Mardi 18 Février, 2020

550 détenus tentent de s’évader de la prison civile de Hinche

Des détenus tentent actuellement de s'évader de la prison civile de Hinche. Des agents de l'Udmo ceinturent l'enceinte carcérale. Crédit photo: Raphael Guvens

Des détenus tentent actuellement de s'évader de la prison civile de Hinche. Des agents de l'Udmo ceinturent l'enceinte carcérale. Crédit photo: Raphael Guvens

Environ 550 détenus se trouvent actuellement sur la cour principale de la prison civile de Hinche. Ils sont prêts à s’enfuir au moment opportun.

Le directeur de la prison, Prospère Accilaire vient de confirmer la nouvelle sur Radio Vision 2000. « Environ 550 détenus de la prison civile de Hinche tentent actuellement de s’échapper de l’enceinte carcérale », a avancé ce dernier.

Des agents de l’Unité départementale de maintien d’ordre (Udmo) encerclent actuellement le bâtiment pour les empêcher de s’enfuir. Selon le responsable, les détenus s’accaparaient des armes et minutions des deux agents de l’Administration pénitentiaire nationale (Apena) présents sur les lieux ce mercredi. Il s'agit de Wilmarc et Djocius [noms incomplets]. 

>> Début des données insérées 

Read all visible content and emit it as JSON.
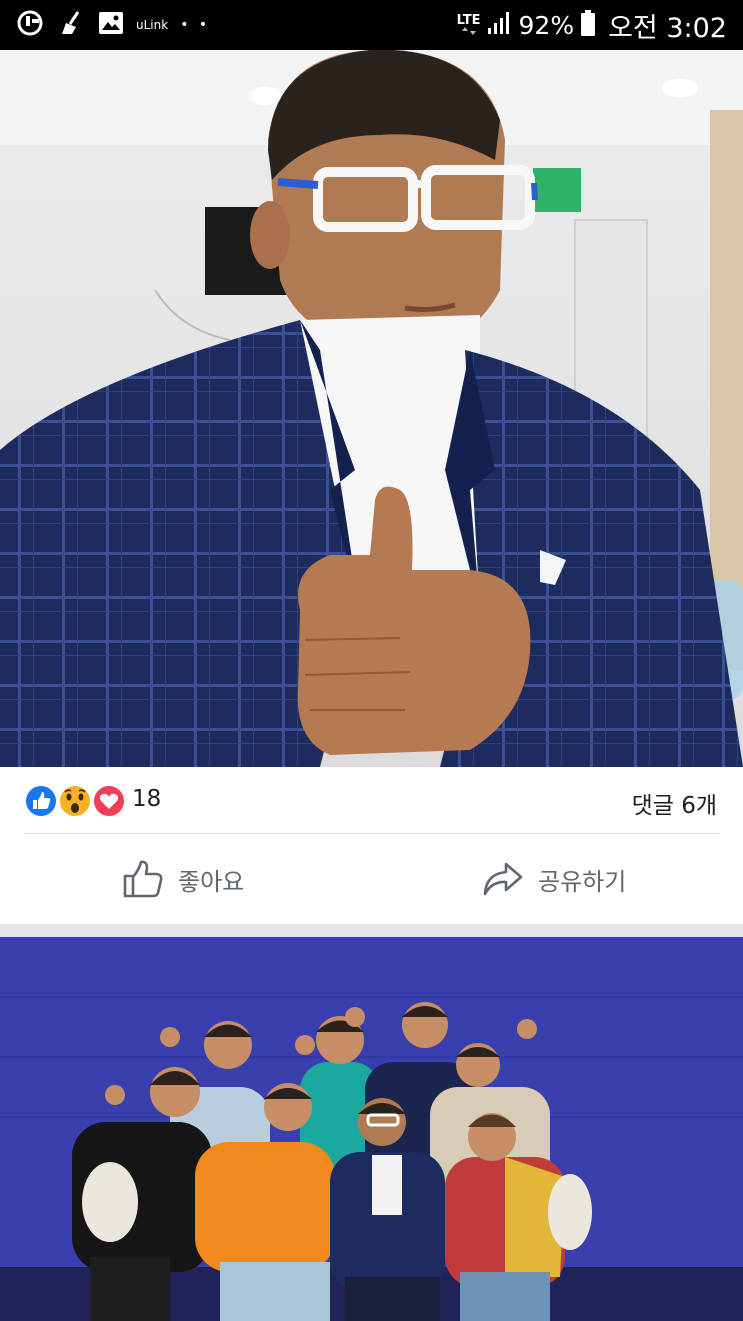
{
  "status_bar": {
    "carrier_label": "uLink",
    "more_dots": "• •",
    "network": "LTE",
    "battery_percent": "92%",
    "time": "오전 3:02"
  },
  "post": {
    "reaction_count": "18",
    "reaction_types": [
      "like",
      "wow",
      "love"
    ],
    "comment_count": "댓글 6개",
    "like_label": "좋아요",
    "share_label": "공유하기"
  },
  "colors": {
    "like_blue": "#1877f2",
    "love_red": "#f33e58",
    "wow_yellow": "#f7b125",
    "action_gray": "#606770",
    "photo2_backdrop": "#3a3fb0"
  }
}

« L’inspecteur Wilmarc et Djocius sont actuellement entre leurs mains », rapportent le correspondant local de Radio Vision 2000, Jackson Ortella. Il avance que les détenus échangent des tirs sporadiques avec les agents de l’Udmo qui ceinturent l'espace carcéral. 

Au moment où Monsieur Ortella s’entretenait à la rédaction, il était en train de s’essouffler parce que les policiers venaient de lancer des bombes lacrymogènes pour contrecarrer un groupe de détenus qui s’apprêtaient à gravir le mur de la prison pour s’en aller.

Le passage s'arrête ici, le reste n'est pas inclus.